I wanted to take today to acknowledge the Moms in the family.
This is my Momma. She lived for her family and her garden and had lots of adventures with my Dad; camping, traveling, helping people, and making friends. After Daddy passed, she continued her adventures for another 15 years.
Here is your Auntie Katie. She has had adventures in Europe, New York, at Burning Man, and here in Portland. She got to be a Momma herself and then opened her incredible book shop, Books with Pictures. She has built her life, and her community, as a place where everyone is welcome. She amazes me every day.
Here is your Momma, Olga. She started her adventures in Moscow, Russia, where she studied hard and became a doctor. She moved to the United States, then to California, and met your Daddy David. After tango-ing together they fell in love, got married, and had YOU. She continues her adventures as a fabulous teacher while getting ready for whatever-happens-next.
And then there is me. The oldest female in the family, Teddy Bear Picniker , and ready for the next adventure.
When Momma and Dad bought the house in Lompoc, the first thing to do was make it ready to live in. The back yard was all weeds and the house had been badly used. Everything needed fixing. But for them, this was part of the fun.
While they worked, they got to know their neighbors and the town. Momma joined the Alpha Club and Dad joined Elks. This was a lucky thing for the Elks, because they were just beginning to build a new lodge, and Dad helped with electrical work and general hauling. He designed and helped build the floats for parades. He even barbecued dinner for everyone!
My folks were natural joiners. They loved playing cards or going dancing with friends, and if those new folks liked camping, so much the better.
After they had lived in Lompoc for about ten years, they bought a fine fifth wheel trailer. Dad got an idea. “How about we go in the road long term?” Momma was against it. She couldn’t imagine leaving her garden or her friends. “Let’s try it for six months,”. Dad promised. “If you hate it, I won’t mention it again.”
So they rented the house to a friend, packed up, and headed off. By the end of the six months, momma was sold on the idea, and they traveled to every state they could drive to over the next eight years. Dad loved history and would visit every tiny museum and library. They went to church every Sunday at whatever church was closest. They made new friends all over the country.
Every now and then, they would swing by our house in Salinas, say hello, and help the kids with their b’nai mitzvah projects, then head off again. They had so much fun!
In September of 1988 they came by Salinas on their way home, and I took the day off to go with them to Point Lobos. It was the last day we got to spend together.

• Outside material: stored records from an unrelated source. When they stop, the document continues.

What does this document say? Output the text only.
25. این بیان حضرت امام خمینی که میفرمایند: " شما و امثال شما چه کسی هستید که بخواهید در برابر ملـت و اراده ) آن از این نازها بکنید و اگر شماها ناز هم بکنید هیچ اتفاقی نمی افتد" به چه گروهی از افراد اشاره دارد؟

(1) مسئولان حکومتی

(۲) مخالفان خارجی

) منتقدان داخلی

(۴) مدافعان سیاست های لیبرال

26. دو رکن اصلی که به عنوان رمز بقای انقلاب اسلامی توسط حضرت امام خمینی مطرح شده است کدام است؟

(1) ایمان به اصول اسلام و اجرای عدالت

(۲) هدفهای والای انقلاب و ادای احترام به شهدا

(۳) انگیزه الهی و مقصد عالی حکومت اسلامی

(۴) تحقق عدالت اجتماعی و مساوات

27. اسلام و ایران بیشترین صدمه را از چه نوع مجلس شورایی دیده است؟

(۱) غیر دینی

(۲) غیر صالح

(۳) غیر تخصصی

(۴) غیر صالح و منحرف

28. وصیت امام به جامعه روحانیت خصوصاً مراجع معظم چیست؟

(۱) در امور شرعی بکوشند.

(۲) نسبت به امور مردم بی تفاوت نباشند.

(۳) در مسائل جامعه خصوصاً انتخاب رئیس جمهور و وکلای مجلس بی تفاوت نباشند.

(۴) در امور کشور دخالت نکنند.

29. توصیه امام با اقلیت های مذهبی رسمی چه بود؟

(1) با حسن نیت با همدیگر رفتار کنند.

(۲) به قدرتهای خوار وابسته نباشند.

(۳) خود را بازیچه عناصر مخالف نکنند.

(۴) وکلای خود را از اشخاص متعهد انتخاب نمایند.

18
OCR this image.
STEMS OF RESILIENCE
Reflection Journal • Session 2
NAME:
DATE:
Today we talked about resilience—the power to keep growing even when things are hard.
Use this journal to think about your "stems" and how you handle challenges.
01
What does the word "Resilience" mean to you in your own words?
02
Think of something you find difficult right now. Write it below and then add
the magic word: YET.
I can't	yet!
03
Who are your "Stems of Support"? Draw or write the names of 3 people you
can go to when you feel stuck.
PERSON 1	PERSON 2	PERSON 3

They were heading home when dad had a stroke and died in his sleep. We were all shocked, as he had seemed in very good health. The family got the trailer moved back to Lompoc, and Momma lived in it for a year, right in the back yard. Even after taking care of the many details required of new widows, she wasn’t quite ready to take up regular life yet, having lost “the most fun part” of her life after 51 years.
But one day when we were visiting, she wiped her eyes after yet another cry, and said, “If Lowell saw me sitting here, crying like a baby, he’d come down and kick my butt.” Sometimes, when I am sad, I say the same thing. Thanks, Dad.
We got to walk through the neighborhood yesterday, on our way to Whole Foods for groceries. Our last two days of bright sunshine have encouraged all the flowers!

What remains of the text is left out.